Analysis of the structural vulnerability of the Hungarian interbank market network with simulation techniques
Keywords:
rendszerkockázat, hálózatelmélet, ágens alapúAbstract
The article focuses on systemic risk and contagion in financial networks. Systemic risk, as a key concept of financial stability, came to the forefront of economic studies in the last two decades of the twentieth century, and only then did the general concept of systemic risk becomes clearer. Although there are many different definitions of systemic risk, they all have in common that they refer to the fragility and instability of financial systems. According to the relevant literature (De Bandt - Hartmann [2000], Lublóy [2004]) the systemic risk is the risk that a series of events triggered by a particular event adversely affects one or more financial institutions or markets over time.
The aim of the article is the application of a model published by the European Central Bank (Montagna-Kok [2016]) on Hungarian data which can identify the systemically important financial institutions and potentially vulnerable interbank market network structures to external shocks. The novelty of the model lies in the fact that interbank market participants were examined through a multi-layered network which can take into account that in reality financial institutions can connect to each other through several markets at the same time. The first layer of the multi-layered network embodies interbank counterparty risk on long term interbank market while the second layer try to capture the funding risk on short term interbank market. The third layer is meant to reproduce the network of overlapping portfolios namely when two banks invest in the same mark-to-market financial securities. Then their balance sheets can be correlated which means that when one bank is forced to sell some securities and the resulting price decline from such fire sale will affect the balance sheets of the banks which hold the same asset. In addition, the model relies on agent-based simulation techniques namely in case of an exogenous shock to the system, through a predefined set of rules and algorithms financial institutions can make decision over a number of periods to renew their short-term interbank loans and sell their securities to fulfill their obligations and regulatory requirements. With appropriate modifications to the model we identified systemically important Hungarian financial institutions which failure could cause most institutions to fail and we also defined those conditions that make networks potentially vulnerable to external shocks.
The data of Hungarian banks and banking groups used in the model comes from multiple sources. Balance sheet data was collected from the Aranykönyv published by Central Bank of Hungary as of 12.31.2019 while the source of the total assets and liabilities from the interbank market was the supplementary annexes of income statements published by Hungarian banks and banking groups individually as of 12.31.2019. Risk Weighted Assets (RWA) and Capital Adequacy Ratios (CAR) of the Hungarian banks and banking groups were obtained from the Pillar 3 disclosures published by the market participants individually.

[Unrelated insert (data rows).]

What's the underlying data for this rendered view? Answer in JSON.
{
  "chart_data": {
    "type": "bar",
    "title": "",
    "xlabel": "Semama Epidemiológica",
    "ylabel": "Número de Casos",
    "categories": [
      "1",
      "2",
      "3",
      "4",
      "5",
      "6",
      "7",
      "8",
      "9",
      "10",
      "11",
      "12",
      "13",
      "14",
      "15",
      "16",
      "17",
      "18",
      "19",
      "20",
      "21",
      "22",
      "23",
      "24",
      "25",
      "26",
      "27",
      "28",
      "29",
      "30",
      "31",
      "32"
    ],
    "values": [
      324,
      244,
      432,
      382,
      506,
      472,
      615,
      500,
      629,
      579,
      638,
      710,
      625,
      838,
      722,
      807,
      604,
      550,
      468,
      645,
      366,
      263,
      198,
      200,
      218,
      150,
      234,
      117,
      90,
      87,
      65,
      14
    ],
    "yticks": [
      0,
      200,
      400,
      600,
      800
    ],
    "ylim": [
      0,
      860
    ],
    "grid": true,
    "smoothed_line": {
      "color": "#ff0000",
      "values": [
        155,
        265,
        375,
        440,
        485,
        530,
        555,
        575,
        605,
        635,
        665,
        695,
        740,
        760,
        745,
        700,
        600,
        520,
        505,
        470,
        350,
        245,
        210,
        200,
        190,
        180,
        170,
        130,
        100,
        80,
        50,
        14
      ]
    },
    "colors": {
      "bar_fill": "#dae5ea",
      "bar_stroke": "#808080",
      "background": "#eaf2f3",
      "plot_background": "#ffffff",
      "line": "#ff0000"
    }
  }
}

According to Montagna-Kok [2016], the systemic importance of a financial institution was measured by how many other financial institutions can fail due to its bankruptcy. Based on 100 thousand simulation Hungarian banks/banking groups can be ranked according to the maximum number of failures of other banks caused by the bankruptcy of a given bank. According to the results obtained from the 19 examined financial institutions only a few can cause further failures in the system and these events can be considered rare which are typically caused by a special circumstance or a network structure. Based on that the bankruptcy of a fraction of the banks examined can trigger further bankruptcies, hence it is advisable to analyze those network structures which are the most sensitive to the failure of the largest systemically important banks. Montagna-Kok [2016] measured the fragility of a multi-layered network as the average of bankruptcies caused by the failures of network members. In our calculation 200 thousand multi-layered networks were simulated and the most fragile ones were identified using the referred indicator. According to the results in fragile networks both long term and short term interbank lending are more concentrated and long run key players are likely to provide liquidity to smaller institutions to a greater extent. In order to analyze the role of the number of securities in the model the degree of overlap and the maximum bankruptcy indicators were calculated in
numerous networks using different number of securities. According to the results the higher the maximum number of bankruptcies, the fewer securities we use in the model.